Pişmanlık Yok

75 11 0
                                    

Bu bölüm bir ara bölüm olup geçmişte yaşanan bir olayı anlatmaktadır. Ana hikayenin akışına bir etkisi yoktur.

Sur Maria'nın Düşüşünden Biraz Sonra

Sur Maria'nın düşüşünün ardından insanlar yavaş yavaş yeraltına tahliye ediliyordu. Ancak zaten karmakarışık olan yeraltı şehrindeki insanlar tamamıyla suça meyilliydi ve oraya yeni gönderilen masum insanlar onların ekmeğine yağ sürecek kurbanlardan ibaretti.

Şehirdeki mafyalar gözünü kırpmadan cinayet işleyebilir ve İnzibat askerlerinin cesetlerini yere sererken bile hâlâ yüzlerindeki psikopat ifadeyi silmeyebilirlerdi. Krallıksa bu konuyu hiç mi hiç umursamıyor olmasına karşın, herhangi bir isyan dalgası oluşmasın diye umursuyor gibi davranıp birkaç tabur İnzibat askeri yollamıştı.

Tabi ki İnzibat askerleri bazı suçluları durdurabilirdi lâkin, eğer karşılarına burada yaşadığını düşündükleri bir Ackerman çıkacak olursa o zaman hepsinin kellesi daha ne olduğunu bile anlamadan uçmuş, geriye sadece kan gölü kalmış olurdu. Bu bilinçle etraftaki onlarca cesedin yanından yürüyen kumral saçlı kız, yanındaki koyu yeşil gözlü ve tamamıyla mahkeme duvarı gibi suratıyla dolanan arkadaşına döndü.

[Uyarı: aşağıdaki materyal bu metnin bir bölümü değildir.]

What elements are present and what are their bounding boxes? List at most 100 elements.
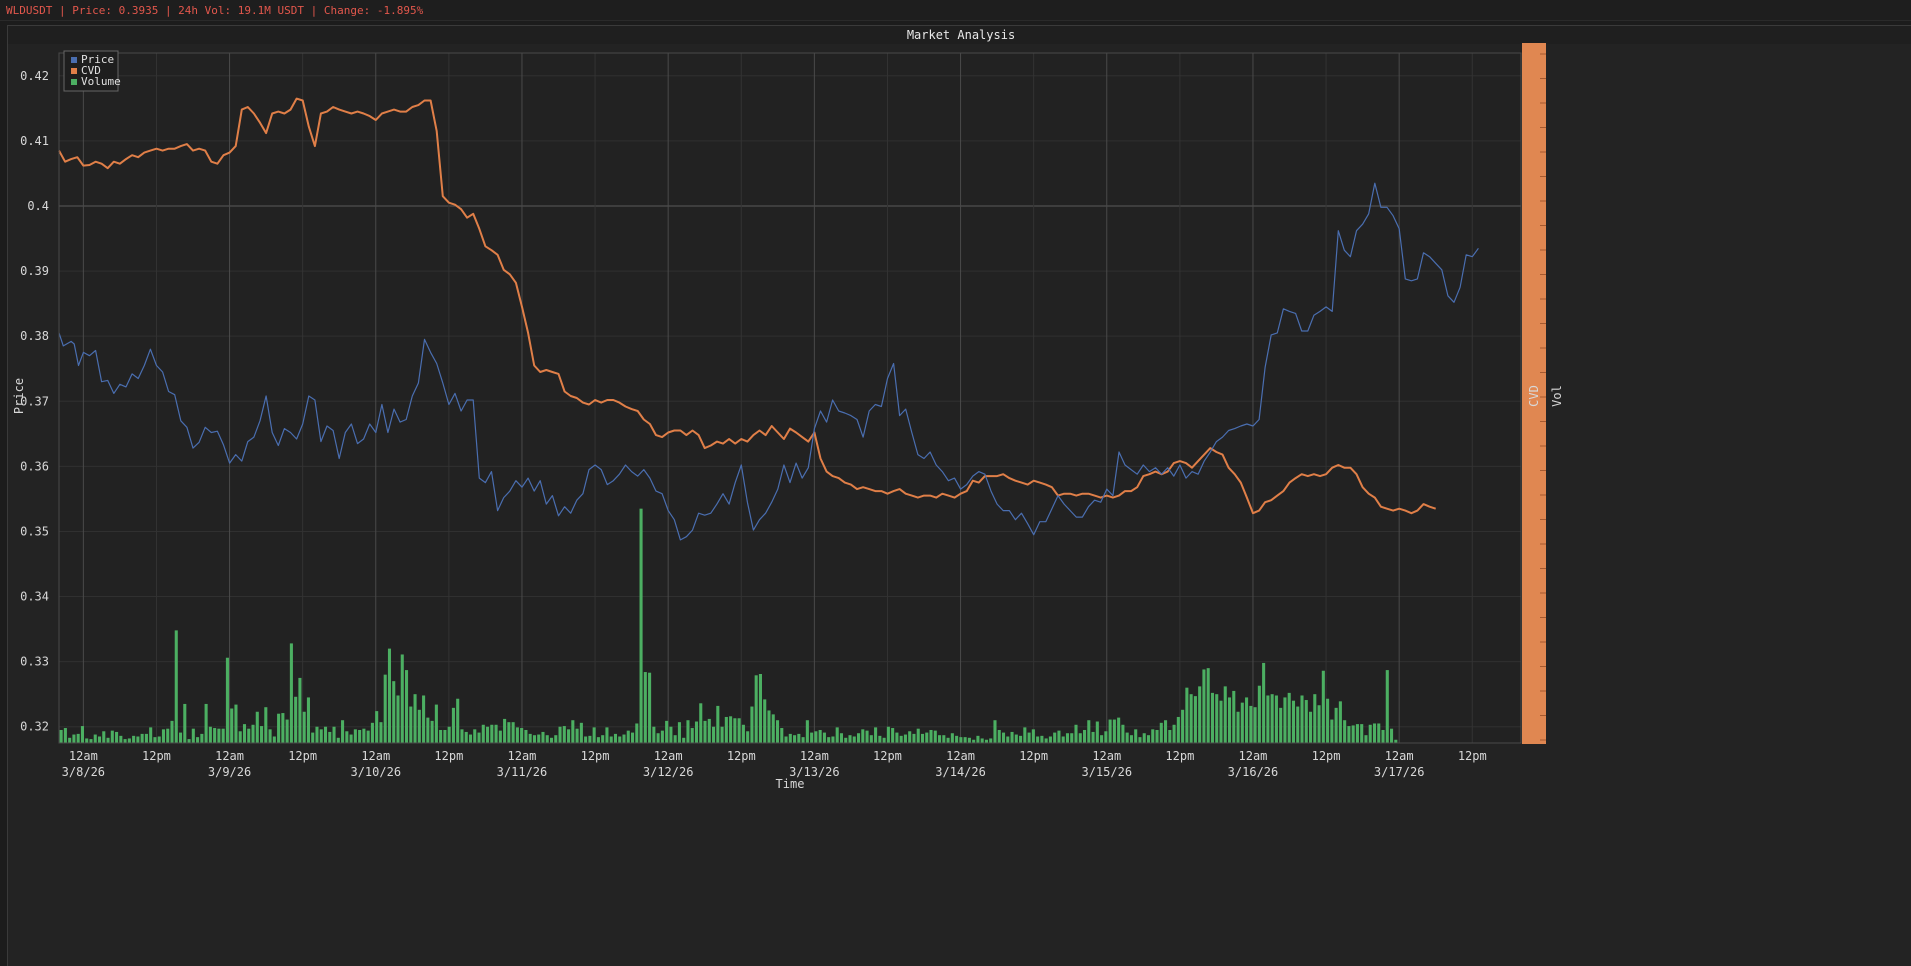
- volume-bar: [1134, 729, 1138, 743]
- volume-bar: [439, 729, 443, 743]
- x-date-label: 3/15/26: [1081, 765, 1132, 779]
- volume-bar: [1304, 700, 1308, 743]
- x-tick-label: 12am: [508, 749, 537, 763]
- volume-bar: [1031, 729, 1035, 743]
- chart-legend: Price CVD Volume: [63, 50, 121, 92]
- y-axis-ticks: 0.32 0.33 0.34 0.35 0.36 0.37 0.38 0.39 0.4 0.41 0…: [20, 69, 49, 734]
- volume-bar: [1227, 697, 1232, 743]
- volume-bar: [1326, 698, 1330, 743]
- volume-bar: [989, 738, 993, 743]
- volume-bar: [1360, 724, 1364, 743]
- volume-bar: [878, 735, 882, 743]
- x-tick-label: 12pm: [1312, 749, 1341, 763]
- volume-bar: [242, 724, 247, 743]
- plot-area: [59, 53, 1521, 743]
- volume-bar: [1010, 731, 1014, 743]
- legend-label-cvd: CVD: [81, 64, 101, 77]
- volume-bar: [874, 727, 878, 743]
- volume-bar: [417, 709, 421, 743]
- volume-bar: [1159, 722, 1163, 743]
- volume-bar: [349, 734, 353, 743]
- volume-bar: [601, 735, 605, 743]
- y-tick-label: 0.38: [20, 329, 49, 343]
- volume-bar: [669, 726, 673, 743]
- volume-bar: [1074, 724, 1078, 743]
- volume-bar: [110, 730, 114, 743]
- x-tick-label: 12pm: [1458, 749, 1487, 763]
- volume-bar: [605, 727, 609, 743]
- volume-bar: [1095, 721, 1099, 743]
- title-bar: [8, 26, 1911, 44]
- volume-bar: [865, 730, 869, 743]
- volume-bar: [264, 707, 268, 743]
- volume-bar: [319, 729, 323, 743]
- volume-bar: [183, 703, 187, 743]
- y-tick-label: 0.36: [20, 459, 49, 473]
- cvd-line: [58, 97, 1437, 515]
- volume-bar: [1193, 696, 1197, 743]
- volume-bar: [191, 728, 195, 743]
- y-axis-label: Price: [12, 378, 26, 414]
- volume-bar: [447, 726, 451, 743]
- x-tick-label: 12am: [1092, 749, 1121, 763]
- volume-bar: [1381, 729, 1385, 743]
- volume-bar: [1019, 735, 1023, 743]
- volume-bar: [341, 720, 345, 743]
- volume-bar: [511, 722, 515, 743]
- volume-bar: [1364, 735, 1368, 743]
- volume-bar: [106, 737, 110, 743]
- volume-bar: [660, 730, 664, 743]
- x-tick-label: 12pm: [142, 749, 171, 763]
- volume-bar: [477, 732, 481, 743]
- volume-bar: [204, 703, 208, 743]
- volume-bar: [1394, 739, 1398, 743]
- volume-bar: [302, 711, 306, 743]
- y-tick-label: 0.35: [20, 524, 49, 538]
- volume-bar: [1057, 730, 1061, 743]
- volume-bar: [268, 729, 272, 743]
- chart-svg: Market Analysis 0.32 0.33 0.34 0.35 0.36 0.37…: [8, 26, 1911, 791]
- volume-bar: [925, 732, 929, 743]
- market-analysis-chart: Market Analysis 0.32 0.33 0.34 0.35 0.36 0.37…: [7, 25, 1911, 966]
- volume-bar: [1351, 725, 1355, 743]
- volume-bar: [178, 732, 183, 743]
- volume-bar: [294, 696, 298, 743]
- volume-bar: [255, 711, 259, 743]
- volume-bar: [775, 720, 780, 743]
- volume-bar: [1151, 729, 1155, 743]
- volume-bar: [652, 726, 656, 743]
- volume-bar: [1283, 697, 1287, 743]
- volume-bar: [1223, 686, 1227, 743]
- volume-bar: [1232, 690, 1236, 743]
- volume-bar: [558, 726, 562, 743]
- volume-bar: [221, 728, 225, 743]
- volume-bar: [149, 727, 153, 743]
- volume-bar: [997, 729, 1001, 743]
- volume-bar: [1155, 729, 1159, 743]
- volume-bar: [818, 729, 822, 743]
- volume-bar: [166, 728, 170, 743]
- volume-bar: [831, 736, 835, 743]
- volume-bar: [980, 738, 984, 743]
- x-date-label: 3/13/26: [789, 765, 840, 779]
- volume-bar: [187, 739, 191, 743]
- volume-bar: [1270, 694, 1274, 743]
- volume-bar: [272, 736, 276, 743]
- volume-bar: [140, 733, 144, 743]
- volume-bar: [225, 657, 229, 743]
- volume-bar: [1138, 737, 1142, 743]
- volume-bar: [882, 737, 886, 743]
- volume-bar: [609, 736, 613, 743]
- volume-bar: [1040, 735, 1044, 743]
- x-axis-ticks: 12am 3/8/26 12pm 12am 3/9/26 12pm 12am 3/10/26 1…: [62, 749, 1487, 779]
- volume-bar: [1266, 695, 1270, 743]
- volume-bar: [993, 720, 997, 743]
- volume-bar: [93, 734, 97, 743]
- volume-bar: [247, 728, 251, 743]
- x-tick-label: 12am: [800, 749, 829, 763]
- volume-bar: [200, 733, 204, 743]
- volume-bar: [575, 728, 579, 743]
- volume-bar: [1377, 723, 1381, 743]
- volume-bar: [409, 706, 413, 743]
- volume-bar: [323, 726, 328, 743]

15 yaşlarındaki kızın suratında herhangi bir korku hatta herhangi bir mimik bile görünmüyordu oysaki etraf ceset kaynıyordu. Kız tamamıyla ciddiyetinden ödün vermeden etrafı süzüyor, arada bir önüne düşen kopkoyu siyah saçlarını kulağının arkasına ittiriyordu. İkili yeraltı şehrine ilk defa gelmişti ancak yeşil gözlü olan sanki yıllardır buradaymış gibi rahat bir tavır takınmıştı.

Kumral saçlı kız her ne kadar korkuyor da olsa yanındaki kızın İnzibat'a gelmiş geçmiş bir birincilikle katıldığı bilinciyle ister istemez gevşemişti. Sanki önlerine bir Ackerman çıksa onu yenebileceklerdi.

"Hey Lenia baksana."

Siyah saçlı kız bakışlarını süzdüğü kapkaranlık ucu bucağı görünmeyen sokaktan çekerek yanındaki meslektaşına baktı.

"Sence burada bir Ackerman görecek olursak ne yapacağız?"

Lenia donuk bakışlarıyla kızı süzdü.

"Ya ölürüz ya da öldürürüz. İkincisinin olmasını umarak yolumuza devam edelim."

Lenia bunu söylemesinin ardından kapkaranlık sokağa girip gözden kaybolmuştu. Kumral saçlı kız hemen onun peşinden gidecek oldu ancak adının seslenilmesiyle olduğu yere mıhlanıp kaldı.

"Hey Eva, acilen buraya gelmelisin. İki grup insan birbirine girdi desteğe ihtiyacımız var!"

Kumral saçlı kız hemen ardına dönüp ona baktı.

"Lenia o sokağa tek başına girdi! Acilen onu bulup gelirim!"

"Vakit kaybediyoruz Lenia aramızdaki en güçlü başının çaresine bakabilir!"

Eva ne kadar istemiyor da olsa emirlere karşı gelemedi ve yanındaki arkadaşının onu sokaktan uzaklaştırarak sürüklemesine izin verdi...

Kapkaranlık sokakta bu şehre inat parlayan tek şey 15 yaşındaki koyu siyah saçlı kızın yüzündeki donuk ifadesine karşın merakla bakan yeşil gözleriydi. Genç kız sokaktaki cesetleri bu karanlığa rağmen seçebiliyordu. Bir süredir yeraltına göreve gönderilmişlerdi ve Lenia buraya çok çabuk adapte olmuş gibi görünüyordu. Gözleri burada çocukluktan beri yaşayan insanlar kadar iyi bir şekilde karanlıkta görüyordu.

O kadar çok ceset görmüştü ki, bir bakışta ne olduğunu anlayabilecek kadar kendini geliştirmeyi başarmıştı. Ekibindeki diğer insanlar onun gibi değildi. Hâlâ cesetler hakkında pek bir şey kavramayı becerememişlerdi dolayısıyla, ileride tam anlamıyla bir İnzibat olduklarında cinayet davalarında ne yapacaklarını bilemiyorlardı.